Na visão do autor da tese, há uma diferença quanto à rejeição do 'rouba, mas faz' em função da identidade partidária que, embora não seja tão forte aqui no Brasil, há duas forças dominantes manifestadas em posições a favor ou contra o Partido dos Trabalhadores (PT).
"De maneira geral, os petistas parecem punir mais severamente a incompetência que os antipetistas, enquanto são mais condescendentes com a corrupção, em especial nos cenários em que o governador tem maior capacidade administrativa, se alinhando mais claramente ao 'rouba, mas faz'. Novas pesquisas serão necessárias para verificar se de fato os petistas são mais tolerantes à corrupção ou se simplesmente são mais desconfiados dessas notícias, atribuindo-lhes menos crédito", pondera.
O doutor em Ciência Política argumenta que a proposta da dinâmica 'não faz, mas não rouba' vem suprir uma lacuna teórica na literatura, pois o 'rouba, mas faz' pressupõe uma primazia da competência sobre a honestidade, mas limita o escopo da análise ao não considerar parcela do eleitorado que acredita mais no valor da honestidade do que no da capacidade administrativa.
AMOSTRA SUBSTANCIAL – Todos esses apontamentos foram feitos por meio de uma survey experimental, cuja base de dados englobou duas amostras, uma coletada às vésperas do primeiro turno e outra logo antes do segundo turno das eleições nacionais de 2018. Ao todo, foram respondidos mais de 13 mil questionários, sendo que a amostragem foi composta por cotas estratificadas relativas aos principais atributos do eleitorado, tais como região, idade e classe social.
"Até onde sabemos, essa é a amostra mais substancial já utilizada em trabalhos da área, e cada um dos três experimentos de survey realizados conta com pelo menos o dobro de participantes das pesquisas anteriores que foram utilizadas como base para o nosso desenho experimental", assegura Barbosa. Para a coleta de dados, foi contratada uma empresa especializada na aplicação de questionários pela internet.

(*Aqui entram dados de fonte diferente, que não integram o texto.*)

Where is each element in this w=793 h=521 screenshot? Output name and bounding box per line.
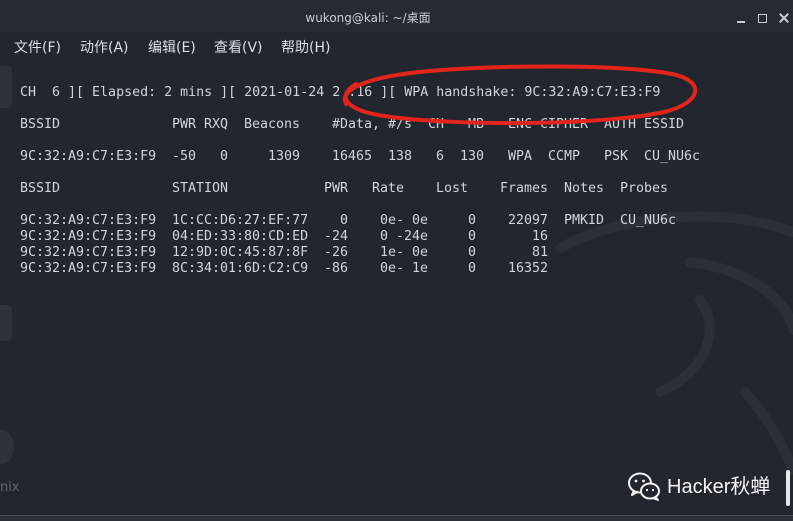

Com relação à abordagem, foi adotado o método da vinheta experimental, que se assemelha às notícias de jornal, por se tratar da forma pela qual a maioria das pessoas tem acesso às informações sobre corrupção. Isso contribuiu para que o estímulo fosse mais discreto e análogo às experiências reais.
"Em vez de apenas testar, por exemplo, se o eleitor votaria em um candidato corrupto, mas competente, dividimos os participantes em vários grupos e manipulamos diferentes graus de competência (se faz muito ou pouco), de intensidade (rouba muito ou pouco) e finalidade (enriquecimento pessoal ou caixa dois), o que permite uma análise mais refinada da questão", contextualiza.

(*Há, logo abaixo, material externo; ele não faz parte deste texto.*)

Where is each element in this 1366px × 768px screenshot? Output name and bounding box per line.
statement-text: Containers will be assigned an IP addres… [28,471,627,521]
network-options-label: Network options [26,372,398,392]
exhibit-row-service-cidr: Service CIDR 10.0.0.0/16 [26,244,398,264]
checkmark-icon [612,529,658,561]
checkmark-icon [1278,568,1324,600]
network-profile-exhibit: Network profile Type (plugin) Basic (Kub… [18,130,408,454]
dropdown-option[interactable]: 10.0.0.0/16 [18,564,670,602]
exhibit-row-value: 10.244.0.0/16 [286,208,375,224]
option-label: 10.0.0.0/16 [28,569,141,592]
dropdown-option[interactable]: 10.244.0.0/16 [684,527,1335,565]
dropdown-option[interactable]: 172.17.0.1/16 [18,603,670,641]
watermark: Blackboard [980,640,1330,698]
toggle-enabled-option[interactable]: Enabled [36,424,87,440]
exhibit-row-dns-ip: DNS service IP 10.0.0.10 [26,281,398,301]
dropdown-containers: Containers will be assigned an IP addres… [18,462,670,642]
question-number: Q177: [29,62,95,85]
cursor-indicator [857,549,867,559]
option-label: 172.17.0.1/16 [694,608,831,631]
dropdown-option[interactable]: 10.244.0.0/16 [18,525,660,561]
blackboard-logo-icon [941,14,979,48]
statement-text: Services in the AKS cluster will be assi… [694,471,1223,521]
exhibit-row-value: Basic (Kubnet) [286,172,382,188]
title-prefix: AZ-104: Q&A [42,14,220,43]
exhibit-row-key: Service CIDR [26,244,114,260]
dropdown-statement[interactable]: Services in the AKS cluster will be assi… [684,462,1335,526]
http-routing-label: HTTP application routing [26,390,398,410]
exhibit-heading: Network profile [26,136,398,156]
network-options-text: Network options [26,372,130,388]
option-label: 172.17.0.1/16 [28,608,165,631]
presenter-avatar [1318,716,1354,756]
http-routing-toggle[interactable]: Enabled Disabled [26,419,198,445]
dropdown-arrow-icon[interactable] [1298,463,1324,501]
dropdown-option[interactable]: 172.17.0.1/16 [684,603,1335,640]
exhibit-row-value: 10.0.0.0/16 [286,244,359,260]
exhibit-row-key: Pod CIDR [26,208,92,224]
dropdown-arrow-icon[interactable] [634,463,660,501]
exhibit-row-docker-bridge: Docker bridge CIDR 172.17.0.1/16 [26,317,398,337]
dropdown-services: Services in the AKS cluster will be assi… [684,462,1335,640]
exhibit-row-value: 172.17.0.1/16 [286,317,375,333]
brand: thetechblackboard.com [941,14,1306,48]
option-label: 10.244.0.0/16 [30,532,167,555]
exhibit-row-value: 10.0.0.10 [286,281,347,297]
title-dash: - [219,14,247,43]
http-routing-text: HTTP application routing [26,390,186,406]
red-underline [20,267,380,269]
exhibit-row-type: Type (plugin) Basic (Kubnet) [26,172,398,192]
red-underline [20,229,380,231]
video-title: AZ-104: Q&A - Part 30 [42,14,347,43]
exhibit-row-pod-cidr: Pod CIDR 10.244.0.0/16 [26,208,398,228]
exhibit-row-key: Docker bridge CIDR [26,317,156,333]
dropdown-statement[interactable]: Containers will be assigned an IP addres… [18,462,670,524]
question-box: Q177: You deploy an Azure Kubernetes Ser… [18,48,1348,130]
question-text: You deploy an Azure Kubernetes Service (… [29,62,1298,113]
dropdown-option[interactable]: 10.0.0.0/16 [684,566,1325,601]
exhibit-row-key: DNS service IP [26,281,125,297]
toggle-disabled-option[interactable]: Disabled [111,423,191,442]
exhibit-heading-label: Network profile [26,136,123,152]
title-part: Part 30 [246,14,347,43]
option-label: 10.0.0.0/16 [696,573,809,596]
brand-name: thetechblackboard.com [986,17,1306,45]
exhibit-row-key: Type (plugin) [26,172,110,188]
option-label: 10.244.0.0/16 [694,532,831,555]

Ao proporcionar a manipulação de diversos elementos em um mesmo experimento e, por gerar maior credibilidade nas respostas, esse desenho é recomendável para lidar com temas sensíveis como a corrupção. "Essa ferramenta, ainda pouco usada na ciência política brasileira, permite isolar com alta precisão os efeitos de variáveis de interesse e também realizar decomposição dos efeitos já identificados na literatura, como a relação entre corrupção e competência dos eleitos", avalia o docente Mathieu Turgeon.
DESTAQUE NA CAPES – Além da tese de Thiago Barbosa, outros quatro trabalhos de Doutorado da UnB receberam menção honrosa na edição de 2020 do Prêmio Capes de Tese.